En mai 2025, Airbnb a publié une analyse exhaustive de son impact économique à travers les États-Unis en 2024, revendiquant plus de 90 milliards de dollars d’activité, plus d’un million d’emplois soutenus et 25 milliards de dollars de recettes fiscales générées. Les chiffres attirent l’attention, mais ce qui rend la publication de cette année plus marquante que les précédentes, c’est sa nouveauté :
- Elle cite des noms : Pour la première fois, une étude économique commandée à Charles River Associates (CRA) ne se contente pas de présenter les bénéfices des locations de courte durée (STR) — elle identifie clairement les hôtels comme principaux bénéficiaires des restrictions sur les STR, les présentant comme les acteurs en place soutenus par le lobbying.
- Elle compare les villes : Il ne s’agit pas d’un simple résumé d’impact général. Le rapport modélise ce que l’activité des STR aurait pu être à New York, Boston, La Nouvelle-Orléans et Philadelphie si ces villes avaient adopté une réglementation moyenne ou légère au lieu de restrictions sévères. C’est essentiel pour comprendre que la réglementation modifie — et pas seulement réduit — l’opportunité économique.
Ceci est crucial pour les gestionnaires de locations saisonnières, car le débat sur les STR évolue. La question n’est plus seulement de savoir si les STR créent de la valeur — il s’agit désormais de qui en tire profit, qui en est lésé, et pourquoi.

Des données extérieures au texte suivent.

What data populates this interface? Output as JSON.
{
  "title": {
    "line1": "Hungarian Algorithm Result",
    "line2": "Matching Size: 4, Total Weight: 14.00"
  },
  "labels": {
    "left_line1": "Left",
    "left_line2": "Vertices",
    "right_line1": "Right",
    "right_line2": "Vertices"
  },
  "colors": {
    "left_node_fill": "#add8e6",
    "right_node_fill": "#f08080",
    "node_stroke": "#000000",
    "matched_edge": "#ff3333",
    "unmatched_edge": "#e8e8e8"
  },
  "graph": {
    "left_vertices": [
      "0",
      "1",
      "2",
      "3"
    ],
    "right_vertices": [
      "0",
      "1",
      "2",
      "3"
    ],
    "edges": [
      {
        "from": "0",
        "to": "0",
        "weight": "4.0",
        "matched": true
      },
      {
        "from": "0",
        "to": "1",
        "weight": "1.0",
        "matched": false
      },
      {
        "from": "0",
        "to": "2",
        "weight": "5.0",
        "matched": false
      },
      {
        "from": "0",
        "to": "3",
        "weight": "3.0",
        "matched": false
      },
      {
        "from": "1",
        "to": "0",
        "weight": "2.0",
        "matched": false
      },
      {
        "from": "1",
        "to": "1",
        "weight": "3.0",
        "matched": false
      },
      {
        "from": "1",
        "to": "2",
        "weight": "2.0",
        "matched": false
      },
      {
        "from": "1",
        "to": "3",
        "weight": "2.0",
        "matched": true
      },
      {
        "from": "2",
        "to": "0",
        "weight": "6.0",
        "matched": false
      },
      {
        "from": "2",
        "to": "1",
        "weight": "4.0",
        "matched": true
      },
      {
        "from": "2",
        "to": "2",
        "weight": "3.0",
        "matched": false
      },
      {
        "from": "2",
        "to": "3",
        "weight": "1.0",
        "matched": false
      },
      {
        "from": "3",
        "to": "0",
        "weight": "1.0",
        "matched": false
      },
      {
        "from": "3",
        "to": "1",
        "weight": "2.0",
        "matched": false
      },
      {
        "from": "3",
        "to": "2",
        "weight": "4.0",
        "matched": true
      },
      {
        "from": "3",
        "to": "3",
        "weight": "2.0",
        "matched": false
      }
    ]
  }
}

Cet article décrypte les principaux enseignements, fournit le contexte derrière les chiffres, et explique comment ces données peuvent aider les professionnels des STR à plaider pour des politiques plus équitables — et à défendre leur place dans l’économie locale.
Au cœur des 90 milliards : ce que l’étude indique sur la contribution d’Airbnb en 2024
Selon les données internes d’Airbnb et la modélisation économique de CRA, les voyages via la plateforme en 2024 ont contribué :
- 90 milliards de dollars d’activité économique totale aux États-Unis
- 25 milliards de dollars de recettes fiscales totales
- Plus d’un million d’emplois soutenus
- 775 $ de dépenses moyennes par voyageur, hors hébergement
- Près de 50 % des dépenses ont été réalisées dans des quartiers sans hôtels
Cela s’aligne avec la stratégie de plaidoyer d’Airbnb observée les années précédentes (comme son rapport d’impact à 19 milliards d’euros dans l’UE), mais cette étude va plus loin : elle avertit que la surréglementation n’affecte pas seulement les hôtes — elle érode la base fiscale des villes et détourne le tourisme des commerces locaux.

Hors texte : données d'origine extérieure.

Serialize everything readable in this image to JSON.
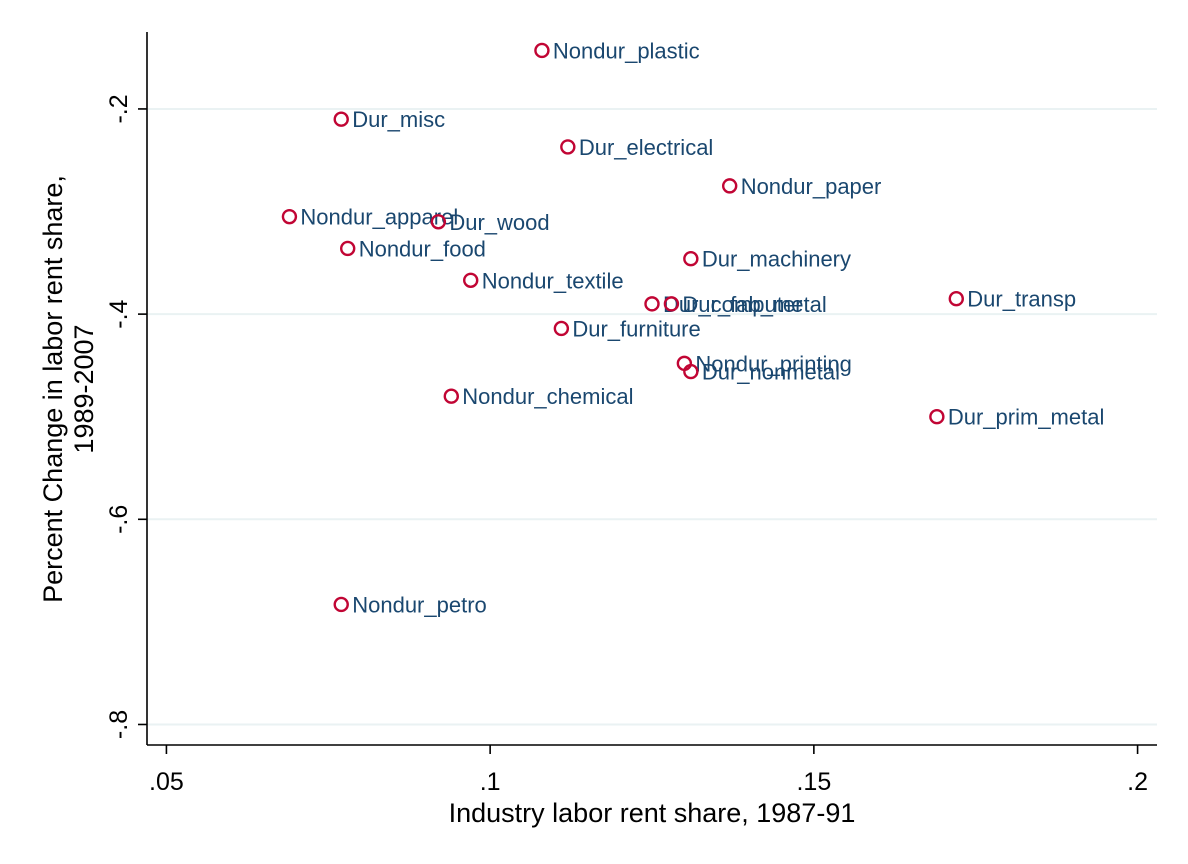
{
  "chart_data": {
    "type": "scatter",
    "title": "",
    "xlabel": "Industry labor rent share, 1987-91",
    "ylabel": [
      "Percent Change in labor rent share,",
      "1989-2007"
    ],
    "xlim": [
      0.047,
      0.203
    ],
    "ylim": [
      -0.82,
      -0.125
    ],
    "xticks": [
      {
        "value": 0.05,
        "label": ".05"
      },
      {
        "value": 0.1,
        "label": ".1"
      },
      {
        "value": 0.15,
        "label": ".15"
      },
      {
        "value": 0.2,
        "label": ".2"
      }
    ],
    "yticks": [
      {
        "value": -0.2,
        "label": "-.2"
      },
      {
        "value": -0.4,
        "label": "-.4"
      },
      {
        "value": -0.6,
        "label": "-.6"
      },
      {
        "value": -0.8,
        "label": "-.8"
      }
    ],
    "grid": true,
    "marker_color": "#c10534",
    "label_color": "#1a476f",
    "points": [
      {
        "label": "Nondur_plastic",
        "x": 0.108,
        "y": -0.143
      },
      {
        "label": "Dur_misc",
        "x": 0.077,
        "y": -0.21
      },
      {
        "label": "Dur_electrical",
        "x": 0.112,
        "y": -0.237
      },
      {
        "label": "Nondur_paper",
        "x": 0.137,
        "y": -0.275
      },
      {
        "label": "Nondur_apparel",
        "x": 0.069,
        "y": -0.305
      },
      {
        "label": "Dur_wood",
        "x": 0.092,
        "y": -0.31
      },
      {
        "label": "Nondur_food",
        "x": 0.078,
        "y": -0.336
      },
      {
        "label": "Dur_machinery",
        "x": 0.131,
        "y": -0.346
      },
      {
        "label": "Nondur_textile",
        "x": 0.097,
        "y": -0.367
      },
      {
        "label": "Dur_computer",
        "x": 0.125,
        "y": -0.39
      },
      {
        "label": "Dur_fab_metal",
        "x": 0.128,
        "y": -0.39
      },
      {
        "label": "Dur_transp",
        "x": 0.172,
        "y": -0.385
      },
      {
        "label": "Dur_furniture",
        "x": 0.111,
        "y": -0.414
      },
      {
        "label": "Nondur_printing",
        "x": 0.13,
        "y": -0.448
      },
      {
        "label": "Dur_nonmetal",
        "x": 0.131,
        "y": -0.456
      },
      {
        "label": "Nondur_chemical",
        "x": 0.094,
        "y": -0.48
      },
      {
        "label": "Dur_prim_metal",
        "x": 0.169,
        "y": -0.5
      },
      {
        "label": "Nondur_petro",
        "x": 0.077,
        "y": -0.683
      }
    ]
  }
}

Comment l’étude a été réalisée : comprendre la méthodologie
Le rapport — « Special Interests vs. the Public Interest » — a été préparé par Charles River Associates, un cabinet de conseil économique reconnu. À l’aide d’une méthode appelée modélisation par contrôle synthétique, les auteurs ont projeté la croissance des STR dans des villes très restrictives (comme New York) si elles avaient adopté la réglementation de villes à régime moyen ou léger (par exemple Austin ou Charlotte).
Ils ont comparé les données réelles de réservations de janvier 2015 à août 2024 et estimé le nombre de nuitées perdues, de revenus d’hôtes, de dépenses de voyageurs et de recettes fiscales non perçus. Pour éviter toute surestimation, ils ont même ajusté les chiffres selon des hypothèses de substitution (par exemple si des voyageurs passaient des STR aux hôtels).
Cependant, il convient de noter :
- L’étude a été commandée par Airbnb et, même si CRA est crédible, le cadrage soutient la position stratégique d’Airbnb.
- Les résultats sont des estimations modélisées, et non des causalités directes.
- L’abordabilité du logement, motivation principale de nombreuses réglementations STR, n’est mentionnée que brièvement et n’est pas analysée en profondeur.
Néanmoins, dans le débat public et le plaidoyer sectoriel, il s’agit d’un récit étayé par des données et au message tranchant.
Ville par ville : ce que coûtent les restrictions sur les STR
New York
- Les nuitées voyageurs ont chuté de 56 % après l’entrée en vigueur de la Local Law 18 (LL18) en septembre 2023.
- 3,68 millions de nuitées perdues en raison de la seule LL18 ; jusqu’à 13,4 millions si toutes les réglementations avaient été plus souples.
- 638 millions de dollars de dépenses voyageurs perdues, 82 millions de dollars de recettes fiscales perdues, et les prix hôteliers en hausse de 14,4 %, atteignant un record de 524 $/nuit.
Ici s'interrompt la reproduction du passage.